Le Cobaye
États-Unis : 1992
Titre original : The Lawnmower Man
Réalisation : Brett Leonard
Scénario : Gimel Everett, Brett Leonard
Acteurs : Jeff Fahey, Pierce Brosnan, Jenny Wright
Éditeur : ESC Éditions
Durée : 1h42
Genre : Thriller, Fantastique
Date de sortie cinéma : 22 juillet 1992
Date de sortie DVD/BR : 6 novembre 2024
Un homme simple d’esprit fait l’objet d’une expérience scientifique basée sur la réalité virtuelle. Son intelligence se développe de manière extraordinaire, jusqu’à lui conférer des pouvoirs parapsychologiques. Mais plus l’expérience se prolonge, plus son équilibre mental devient perturbé…
Le film
[3/5]
A l’époque de sa sortie en 1992, Le Cobaye s’était surtout fait connaître pour deux raisons majeures, qui avaient poussé 658.000 français à se déplacer pour le voir en salles.

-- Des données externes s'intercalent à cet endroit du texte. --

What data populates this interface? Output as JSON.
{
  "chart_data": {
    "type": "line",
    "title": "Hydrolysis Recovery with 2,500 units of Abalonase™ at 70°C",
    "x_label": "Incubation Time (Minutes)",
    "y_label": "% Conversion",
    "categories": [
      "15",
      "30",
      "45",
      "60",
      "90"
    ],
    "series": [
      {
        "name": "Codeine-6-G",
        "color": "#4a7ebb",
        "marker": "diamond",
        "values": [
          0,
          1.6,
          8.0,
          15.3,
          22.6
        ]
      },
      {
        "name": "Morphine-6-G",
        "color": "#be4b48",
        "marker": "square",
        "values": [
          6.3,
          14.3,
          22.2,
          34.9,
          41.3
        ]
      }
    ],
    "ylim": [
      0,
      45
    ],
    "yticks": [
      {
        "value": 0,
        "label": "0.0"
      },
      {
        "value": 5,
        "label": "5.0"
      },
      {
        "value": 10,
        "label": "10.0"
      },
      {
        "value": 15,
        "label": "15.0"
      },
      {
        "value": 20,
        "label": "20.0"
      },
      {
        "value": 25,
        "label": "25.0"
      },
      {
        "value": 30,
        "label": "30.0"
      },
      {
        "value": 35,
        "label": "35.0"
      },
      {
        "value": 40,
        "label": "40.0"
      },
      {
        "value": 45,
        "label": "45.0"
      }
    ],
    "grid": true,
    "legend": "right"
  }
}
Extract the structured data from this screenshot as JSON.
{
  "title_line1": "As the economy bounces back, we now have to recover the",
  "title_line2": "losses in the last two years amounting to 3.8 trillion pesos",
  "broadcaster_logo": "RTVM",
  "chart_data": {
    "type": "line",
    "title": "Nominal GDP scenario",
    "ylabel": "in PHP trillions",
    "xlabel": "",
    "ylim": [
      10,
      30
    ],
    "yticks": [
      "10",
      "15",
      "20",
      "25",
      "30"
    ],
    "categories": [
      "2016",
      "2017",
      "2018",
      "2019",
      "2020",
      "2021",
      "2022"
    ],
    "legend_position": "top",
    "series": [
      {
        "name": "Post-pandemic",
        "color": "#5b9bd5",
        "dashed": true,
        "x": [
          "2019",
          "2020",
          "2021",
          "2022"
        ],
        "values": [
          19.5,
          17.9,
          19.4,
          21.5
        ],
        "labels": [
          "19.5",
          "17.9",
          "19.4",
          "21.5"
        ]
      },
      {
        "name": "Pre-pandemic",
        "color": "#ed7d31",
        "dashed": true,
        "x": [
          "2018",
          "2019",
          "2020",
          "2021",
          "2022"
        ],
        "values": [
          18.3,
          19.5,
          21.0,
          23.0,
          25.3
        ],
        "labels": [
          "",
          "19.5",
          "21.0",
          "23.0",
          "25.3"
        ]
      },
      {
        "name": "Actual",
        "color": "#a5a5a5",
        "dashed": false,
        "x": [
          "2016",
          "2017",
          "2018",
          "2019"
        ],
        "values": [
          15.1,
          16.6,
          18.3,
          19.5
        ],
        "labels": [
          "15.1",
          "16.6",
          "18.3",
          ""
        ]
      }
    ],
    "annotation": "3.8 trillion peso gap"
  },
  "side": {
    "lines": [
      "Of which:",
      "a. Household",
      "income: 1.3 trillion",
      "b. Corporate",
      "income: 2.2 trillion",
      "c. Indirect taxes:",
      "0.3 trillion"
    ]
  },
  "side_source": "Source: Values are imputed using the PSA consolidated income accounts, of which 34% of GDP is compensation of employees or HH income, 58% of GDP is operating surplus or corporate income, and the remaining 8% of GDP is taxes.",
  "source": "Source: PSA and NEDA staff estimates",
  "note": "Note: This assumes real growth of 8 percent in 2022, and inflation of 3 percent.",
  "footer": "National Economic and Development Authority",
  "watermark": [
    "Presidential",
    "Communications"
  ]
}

La première était liée au marketing du film, et à l’annonce d’une véritable révolution en termes d’effets spéciaux. Neuf mois après Terminator 2, on était curieux de voir les progrès que feraient ces technologies, et on nous promettait ici l’utilisation révolutionnaire d’images de synthèse absolument incroyables et époustouflantes. Et figurez-vous que, aussi bizarre que cela puisse paraître – dans le sens où nos yeux fonctionnaient tous parfaitement – c’est vrai qu’à l’époque, ces effets spéciaux avaient fait illusion. Un an plus tard cependant, elles seraient définitivement périmées, balayées : Jurassic Park ne tarderait pas à passer par là et à considérablement – et durablement – changer la donne dans le domaine des CGI. La deuxième raison était indiquée en gros en haut de l’affiche du film en 1992 : Le Cobaye était une adaptation de Stephen King. Le film de Brett Leonard prenait en effet pour base La Pastorale, une très courte nouvelle issue de « Danse Macabre », originellement publiée en 1975, qui mettait en scène une société de jardinage un peu particulière, et se terminait sur un homme, Harold Parkette, se faisant déchiqueter par une tondeuse à gazon. Le seul lien entre la nouvelle et le scénario du film était donc une scène en particulier, plutôt située dans son dernier tiers, durant laquelle Harold Parkette (Ray Lykins) subit le même sort.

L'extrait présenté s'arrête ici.